The formation of global cybercoalitions was on the table at the NATO Lisbon Summit. The issue had little coverage, however, as it was overshadowed by the announcement of a 2014 troop pullout date for Afghanistan.
NATO Secretary-General Anders Fogh Rasmussen called the summit “one of the most important summits in NATO’s history.” A new strategic concept was coined by NATO following the summit that will “guide the alliance for the next decade,” Rasmussen said in a Nov. 15 press release.
“The new strategic concept urges allies to invest in key capabilities to meet emerging threats and agree to develop within NATO the capabilities necessary to defend against ballistic missile attacks and cyberattacks,” Rasmussen said in a Nov. 19 press release.
The Strategic Concept states, “Cyberattacks are becoming more frequent, more organized, and more costly in the damage that they inflict. … They can reach a threshold that threatens national and Euro-Atlantic prosperity, security, and stability.”
Initiatives will include “using the NATO planning process” in strengthening and coordinating cyberdefense capabilities, and “bringing all NATO bodies under centralized cyberprotection, and better integrating NATO cyberawareness, warning, and response with member nations.”
NATO will work on ways to protect critical infrastructure from cyberattacks, including its energy infrastructure and transit systems. They will also “ensure that the alliance is at the front edge in assessing the security impact of emerging technologies, and that military planning takes the potential threats into account.”
Cyberwarfare
During a cyberattack, computer networks can easily be shut down to disable vital services or government systems. The group that launched the vengeance attacks for WikiLeaks, Operation Anonymous, showed this when they attacked the websites of Visa and MasterCard using a simple piece of software known as LOIC (Low Orbit Ion Cannon).

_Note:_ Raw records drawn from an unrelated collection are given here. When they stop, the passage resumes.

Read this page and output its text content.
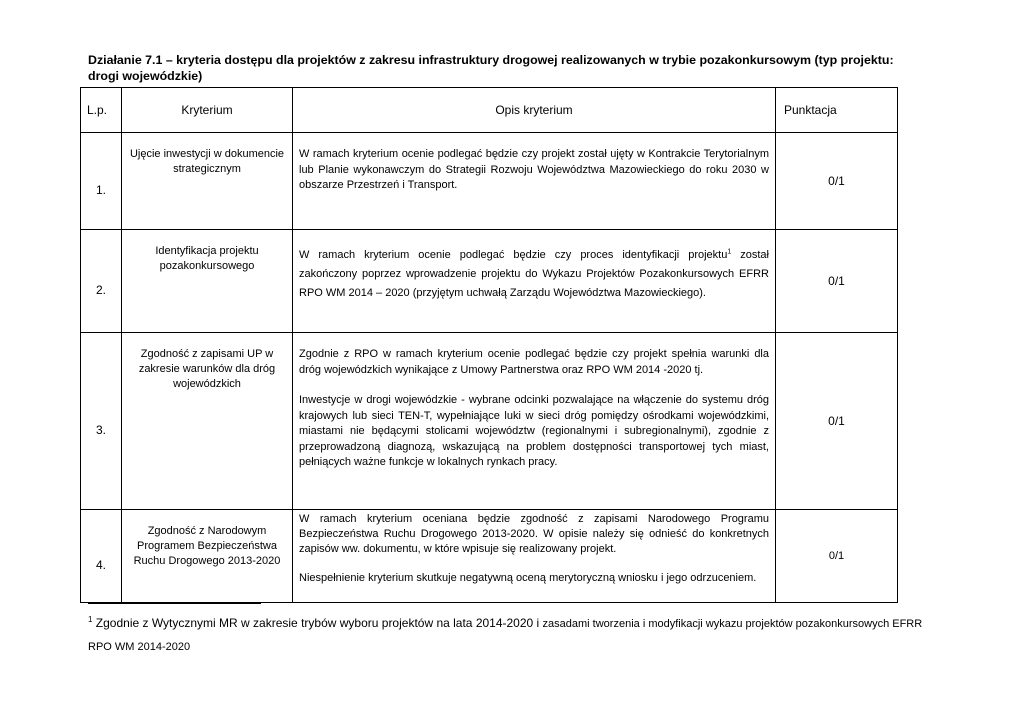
Działanie 7.1 – kryteria dostępu dla projektów z zakresu infrastruktury drogowej realizowanych w trybie pozakonkursowym (typ projektu: drogi wojewódzkie)
L.p.	Kryterium	Opis kryterium	Punktacja
1.	Ujęcie inwestycji w dokumencie strategicznym	W ramach kryterium ocenie podlegać będzie czy projekt został ujęty w Kontrakcie Terytorialnym lub Planie wykonawczym do Strategii Rozwoju Województwa Mazowieckiego do roku 2030 w obszarze Przestrzeń i Transport.	0/1
2.	Identyfikacja projektu pozakonkursowego	W ramach kryterium ocenie podlegać będzie czy proces identyfikacji projektu$^1$ został zakończony poprzez wprowadzenie projektu do Wykazu Projektów Pozakonkursowych EFRR RPO WM 2014 – 2020 (przyjętym uchwałą Zarządu Województwa Mazowieckiego).	0/1
3.	Zgodność z zapisami UP w zakresie warunków dla dróg wojewódzkich	Zgodnie z RPO w ramach kryterium ocenie podlegać będzie czy projekt spełnia warunki dla dróg wojewódzkich wynikające z Umowy Partnerstwa oraz RPO WM 2014 -2020 tj.

Inwestycje w drogi wojewódzkie - wybrane odcinki pozwalające na włączenie do systemu dróg krajowych lub sieci TEN-T, wypełniające luki w sieci dróg pomiędzy ośrodkami wojewódzkimi, miastami nie będącymi stolicami województw (regionalnymi i subregionalnymi), zgodnie z przeprowadzoną diagnozą, wskazującą na problem dostępności transportowej tych miast, pełniących ważne funkcje w lokalnych rynkach pracy.	0/1
4.	Zgodność z Narodowym Programem Bezpieczeństwa Ruchu Drogowego 2013-2020	W ramach kryterium oceniana będzie zgodność z zapisami Narodowego Programu Bezpieczeństwa Ruchu Drogowego 2013-2020. W opisie należy się odnieść do konkretnych zapisów ww. dokumentu, w które wpisuje się realizowany projekt.

Niespełnienie kryterium skutkuje negatywną oceną merytoryczną wniosku i jego odrzuceniem.	0/1
$^1$ Zgodnie z Wytycznymi MR w zakresie trybów wyboru projektów na lata 2014-2020 i zasadami tworzenia i modyfikacji wykazu projektów pozakonkursowych EFRR RPO WM 2014-2020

The most devastating—and most likely—form of a cyberwar would combine a cyberattack with a physical attack, according to Matthew Jonkman, founder and CEO of cybersecurity company Emerging Threats, and president of the Open Information Security Foundation.

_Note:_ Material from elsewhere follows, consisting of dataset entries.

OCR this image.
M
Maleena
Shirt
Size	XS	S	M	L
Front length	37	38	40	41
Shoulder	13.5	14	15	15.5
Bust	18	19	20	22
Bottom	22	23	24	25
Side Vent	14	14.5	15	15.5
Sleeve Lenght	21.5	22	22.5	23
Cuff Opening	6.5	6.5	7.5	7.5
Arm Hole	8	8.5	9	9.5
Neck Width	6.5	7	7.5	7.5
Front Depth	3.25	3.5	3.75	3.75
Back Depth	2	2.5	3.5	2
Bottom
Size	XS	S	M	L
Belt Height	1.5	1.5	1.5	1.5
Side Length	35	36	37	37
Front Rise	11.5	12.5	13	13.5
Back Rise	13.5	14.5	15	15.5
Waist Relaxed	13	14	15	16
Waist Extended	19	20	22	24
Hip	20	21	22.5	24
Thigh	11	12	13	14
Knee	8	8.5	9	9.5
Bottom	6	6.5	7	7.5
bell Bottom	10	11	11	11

“If we were really to have an outright cyberconflict, you would see a mix of conventional conflict, and [cyberattacks could] be used to blind and confuse the adversary,” Jonkman said.
“If there is going to be a cyberwar, which there probably will not be, we’re already in the stages of—like the Cold War—setting the battlefield of, you choose your battlefield, then you declare your battlefield, then you wait until the conflict happens,” he said.
Protecting Civilians
Cyberwarfare is a new ground of combat that governments are just beginning to take seriously. The U.S. Pentagon and Department of Homeland Security are currently developing a new cyberstrategy that it will eventually share with its global allies.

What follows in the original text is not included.